A: In development, I've found that libraries that do something when imported
need to be handled with care. Such libraries should be imported inside the
`run` method of the task. This is because the task gets serialized and sent
to the `__main__` module, but the imports from your code are run before
serialization. An example of this is the `loguru` library, which sets
up the global logger [on import](https://github.com/Delgan/loguru/blob/a69bfc451413f71b81761a238db4b5833cf0a992/loguru/__init__.py#L18).
If `loguru` is only imported outside the task, the `logger` instance will have
no sink added because [these lines](https://github.com/Delgan/loguru/blob/a69bfc451413f71b81761a238db4b5833cf0a992/loguru/__init__.py#L31-L32)
will not be run when the task is deserialized.

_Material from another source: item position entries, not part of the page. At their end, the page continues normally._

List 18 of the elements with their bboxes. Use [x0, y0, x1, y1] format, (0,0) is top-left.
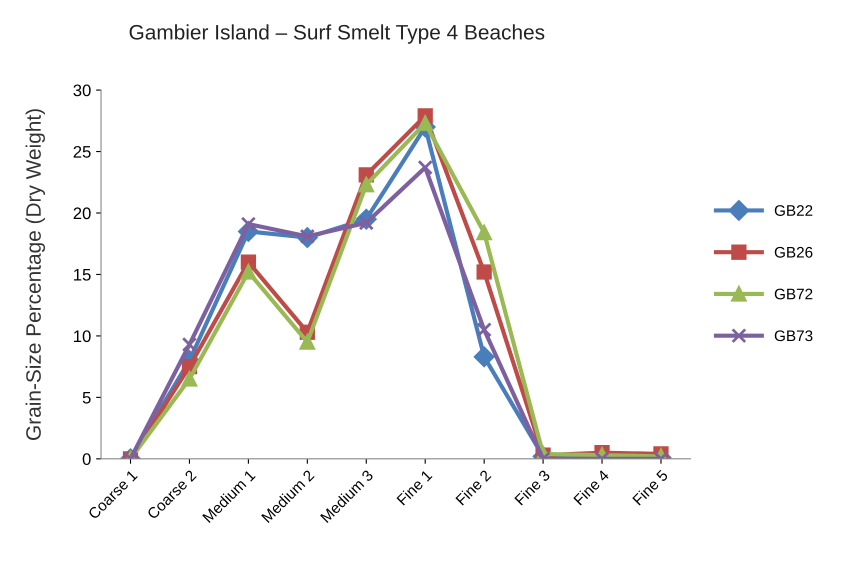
x-tick-label: Fine 3: [514, 469, 551, 506]
y-tick-label: 10: [74, 330, 91, 342]
y-tick-label: 0: [82, 453, 91, 466]
y-tick-label: 5: [82, 392, 91, 404]
x-tick-label: Fine 5: [632, 469, 668, 506]
y-tick-label: 20: [74, 207, 91, 220]
y-tick-label: 15: [74, 269, 91, 281]
legend-label: GB72: [774, 288, 812, 300]
chart-title: Gambier Island – Surf Smelt Type 4 Beaches: [130, 24, 544, 44]
y-axis-title: Grain-Size Percentage (Dry Weight): [26, 109, 46, 440]
y-tick-label: 30: [73, 84, 91, 96]
legend-label: GB73: [774, 330, 812, 342]
legend-label: GB26: [774, 246, 812, 258]
x-tick-label: Fine 2: [455, 469, 492, 506]
y-tick-label: 25: [74, 146, 91, 158]
x-tick-label: Fine 4: [572, 468, 610, 506]
x-tick-label: Fine 1: [396, 469, 433, 506]
legend-label: GB22: [774, 205, 812, 216]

This will not effect most code,
it's just something to be aware of.

## Examples

### A simple chain of tasks

```python
from modak import Task, TaskQueue

class PrintTask(Task):
    def run(self):
        self.logger.info(f"Running {self.name}")

t1 = PrintTask(name="task1")
t2 = PrintTask(name="task2", inputs=[t1])
t3 = PrintTask(name="task3", inputs=[t2])

queue = TaskQueue()
queue.run([t3])
```

### Fan-in, fan-out

```python
from pathlib import Path
from modak import Task, TaskQueue

class DummyTask(Task):
    def run(self):
        self.logger.info(f"Running {self.name}")
        for output in self.outputs:
            output.write_text(f"Output of {self.name}")

# Leaf tasks
a = DummyTask(name="A", outputs=[Path("a.out")])
b = DummyTask(name="B", outputs=[Path("b.out")])
c = DummyTask(name="C", outputs=[Path("c.out")])

# Fan-in: D depends on A, B, C
d = DummyTask(name="D", inputs=[a, b, c], outputs=[Path("d.out")])

# Fan-out: E and F both depend on D
e = DummyTask(name="E", inputs=[d], outputs=[Path("e.out")])
f = DummyTask(name="F", inputs=[d], outputs=[Path("f.out")])

queue = TaskQueue()
queue.run([e, f])

```

### A complex workflow

```python
from pathlib import Path
from modak import Task, TaskQueue

class SimTask(Task):
    def run(self):
        self.logger.info(f"{self.name} starting with {self.resources}")
        for out in self.outputs:
            out.write_text(f"Generated by {self.name}")

# Raw data preprocessing
pre_a = SimTask(name="PreA", outputs=[Path("a.pre")], resources={"cpu": 1})
pre_b = SimTask(name="PreB", outputs=[Path("b.pre")], resources={"cpu": 1})
pre_c = SimTask(name="PreC", outputs=[Path("c.pre")], resources={"cpu": 1})

# Feature extraction (can run in parallel)
feat1 = SimTask(name="Feature1", inputs=[pre_a], outputs=[Path("a.feat")], resources={"cpu": 2})
feat2 = SimTask(name="Feature2", inputs=[pre_b], outputs=[Path("b.feat")], resources={"cpu": 2})
feat3 = SimTask(name="Feature3", inputs=[pre_c], outputs=[Path("c.feat")], resources={"cpu": 2})

# Aggregation step
aggregate = SimTask(
    name="Aggregate",
    inputs=[feat1, feat2, feat3],
    outputs=[Path("agg.out")],
    resources={"cpu": 3}
)

# Final model training (expensive, must be isolated)
train = SimTask(
    name="TrainModel",
    inputs=[aggregate],
    outputs=[Path("model.bin")],
    isolated=True,
    resources={"cpu": 3, "gpu": 1}
)

# Side analysis and visualization can run independently
viz = SimTask(name="Visualization", inputs=[feat1, feat2], outputs=[Path("viz.png")], resources={"cpu": 1})
stats = SimTask(name="Stats", inputs=[feat3], outputs=[Path("stats.txt")], resources={"cpu": 1})

queue = TaskQueue(
    workers=4,
    resources={"cpu": 4, "gpu": 1}
)

queue.run([train, viz, stats])

```

## Future Plans

I'll probably make small improvements to the TUI and add features as I find the
need. Contributions are welcome, just open an issue or pull request on GitHub
and I'll try to respond as soon as I can.